El origen de la crisis por el Apache y la advertencia de represalias masivas Este intercambio de fuego a gran escala constituye el clímax de la tensión detonada el pasado lunes 8 de junio, fecha en la que las baterías antiaéreas iraníes derribaron un helicóptero táctico estadounidense modelo AH-64 Apache que realizaba misiones de patrullaje en las inmediaciones del estrecho de Ormuz y cuyas costas colindan con el territorio de Omán. Ante dicho derribo, el presidente Donald Trump ordenó de forma directa la ejecución de «ataques de autodefensa» en suelo persa, ofensiva que la Casa Blanca defendió legalmente ante el Congreso como «una respuesta proporcional a una agresión injustificada».
No obstante, la intervención de la aviación norteamericana provocó la activación inmediata de los planes de contingencia bélica de Teherán. Los portavoces del Cuartel General Khatam al Anbiya lanzaron una advertencia perentoria dirigida al Pentágono, sentenciando que si el gobierno estadounidense repite o duplica sus incursiones contra la soberanía de la nación persa, las fuerzas combinadas del Ejército y la Guardia Revolucionaria desatarán ataques aún más severos y generalizados contra el conjunto de objetivos y bases occidentales ya preestablecidos e identificados en toda la geografía regional.

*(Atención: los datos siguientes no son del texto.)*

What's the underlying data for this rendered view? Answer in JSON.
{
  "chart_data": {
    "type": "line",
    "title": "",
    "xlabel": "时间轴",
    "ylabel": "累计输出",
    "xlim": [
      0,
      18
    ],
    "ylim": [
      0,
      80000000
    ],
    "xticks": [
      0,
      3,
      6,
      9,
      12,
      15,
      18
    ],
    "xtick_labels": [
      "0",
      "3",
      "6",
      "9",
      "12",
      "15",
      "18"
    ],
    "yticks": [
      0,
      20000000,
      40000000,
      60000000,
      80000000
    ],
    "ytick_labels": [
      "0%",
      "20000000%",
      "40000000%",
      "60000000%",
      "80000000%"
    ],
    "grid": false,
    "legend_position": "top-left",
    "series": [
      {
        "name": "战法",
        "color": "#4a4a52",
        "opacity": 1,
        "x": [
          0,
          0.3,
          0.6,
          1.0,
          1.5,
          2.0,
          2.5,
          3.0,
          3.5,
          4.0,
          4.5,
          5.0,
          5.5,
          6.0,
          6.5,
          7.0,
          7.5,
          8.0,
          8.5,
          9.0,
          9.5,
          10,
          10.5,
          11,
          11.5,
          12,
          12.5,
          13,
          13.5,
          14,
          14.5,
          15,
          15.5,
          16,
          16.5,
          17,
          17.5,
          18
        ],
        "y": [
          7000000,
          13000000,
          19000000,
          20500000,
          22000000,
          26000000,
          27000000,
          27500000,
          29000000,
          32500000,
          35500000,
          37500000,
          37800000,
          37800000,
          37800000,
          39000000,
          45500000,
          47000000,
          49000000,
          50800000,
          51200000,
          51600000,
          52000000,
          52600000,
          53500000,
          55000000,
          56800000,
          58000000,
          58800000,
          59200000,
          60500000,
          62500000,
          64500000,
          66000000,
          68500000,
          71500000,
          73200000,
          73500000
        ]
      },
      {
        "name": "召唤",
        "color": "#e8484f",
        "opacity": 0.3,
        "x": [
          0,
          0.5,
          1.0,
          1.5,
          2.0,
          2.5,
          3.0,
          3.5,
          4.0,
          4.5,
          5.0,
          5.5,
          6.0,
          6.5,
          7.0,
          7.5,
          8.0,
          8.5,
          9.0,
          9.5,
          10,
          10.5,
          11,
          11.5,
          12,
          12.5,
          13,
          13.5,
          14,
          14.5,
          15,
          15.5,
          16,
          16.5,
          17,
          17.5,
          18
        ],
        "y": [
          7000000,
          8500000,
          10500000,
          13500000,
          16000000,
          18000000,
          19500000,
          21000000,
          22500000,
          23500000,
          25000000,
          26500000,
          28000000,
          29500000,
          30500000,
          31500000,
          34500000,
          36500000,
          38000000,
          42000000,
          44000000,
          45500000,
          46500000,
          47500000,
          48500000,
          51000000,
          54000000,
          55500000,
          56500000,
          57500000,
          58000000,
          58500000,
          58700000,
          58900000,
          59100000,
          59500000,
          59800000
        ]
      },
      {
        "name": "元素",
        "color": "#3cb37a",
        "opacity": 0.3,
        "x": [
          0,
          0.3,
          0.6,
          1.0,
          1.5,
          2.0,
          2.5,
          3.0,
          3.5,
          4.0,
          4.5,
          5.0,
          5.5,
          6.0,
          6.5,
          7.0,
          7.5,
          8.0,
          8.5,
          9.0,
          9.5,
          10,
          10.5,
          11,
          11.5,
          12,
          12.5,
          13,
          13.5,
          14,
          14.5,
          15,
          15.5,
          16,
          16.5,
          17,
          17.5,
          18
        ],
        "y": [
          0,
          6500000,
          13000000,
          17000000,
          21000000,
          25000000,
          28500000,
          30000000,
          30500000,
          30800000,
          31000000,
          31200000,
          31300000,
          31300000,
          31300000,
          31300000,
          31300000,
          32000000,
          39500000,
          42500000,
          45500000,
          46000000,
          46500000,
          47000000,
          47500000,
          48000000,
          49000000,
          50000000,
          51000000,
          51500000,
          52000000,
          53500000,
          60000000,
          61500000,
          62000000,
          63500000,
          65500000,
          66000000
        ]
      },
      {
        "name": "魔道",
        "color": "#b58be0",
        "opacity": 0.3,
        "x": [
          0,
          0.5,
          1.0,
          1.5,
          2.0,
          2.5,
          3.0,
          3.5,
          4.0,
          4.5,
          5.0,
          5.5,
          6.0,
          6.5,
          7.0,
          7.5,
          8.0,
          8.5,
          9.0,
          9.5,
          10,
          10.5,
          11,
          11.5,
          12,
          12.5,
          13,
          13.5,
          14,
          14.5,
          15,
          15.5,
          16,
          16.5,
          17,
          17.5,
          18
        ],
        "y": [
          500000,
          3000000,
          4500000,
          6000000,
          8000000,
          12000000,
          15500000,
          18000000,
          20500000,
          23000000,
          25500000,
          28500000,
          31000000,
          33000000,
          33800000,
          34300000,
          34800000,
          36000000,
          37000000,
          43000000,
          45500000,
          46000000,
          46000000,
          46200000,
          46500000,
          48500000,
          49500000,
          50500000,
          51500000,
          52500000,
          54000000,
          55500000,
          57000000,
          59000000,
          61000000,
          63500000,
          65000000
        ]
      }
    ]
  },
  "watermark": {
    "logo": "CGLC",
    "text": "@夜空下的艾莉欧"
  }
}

Las agencias de inteligencia globales reportan que los bombardeos mutuos han comenzado a desestabilizar los flujos logísticos del mar Arábigo, donde la Quinta Flota mantenía un bloqueo de protección comercial que ahora se encuentra bajo el fuego directo de las tecnologías de drones iraníes, marcando el inicio de una nueva escalada militar sin precedentes.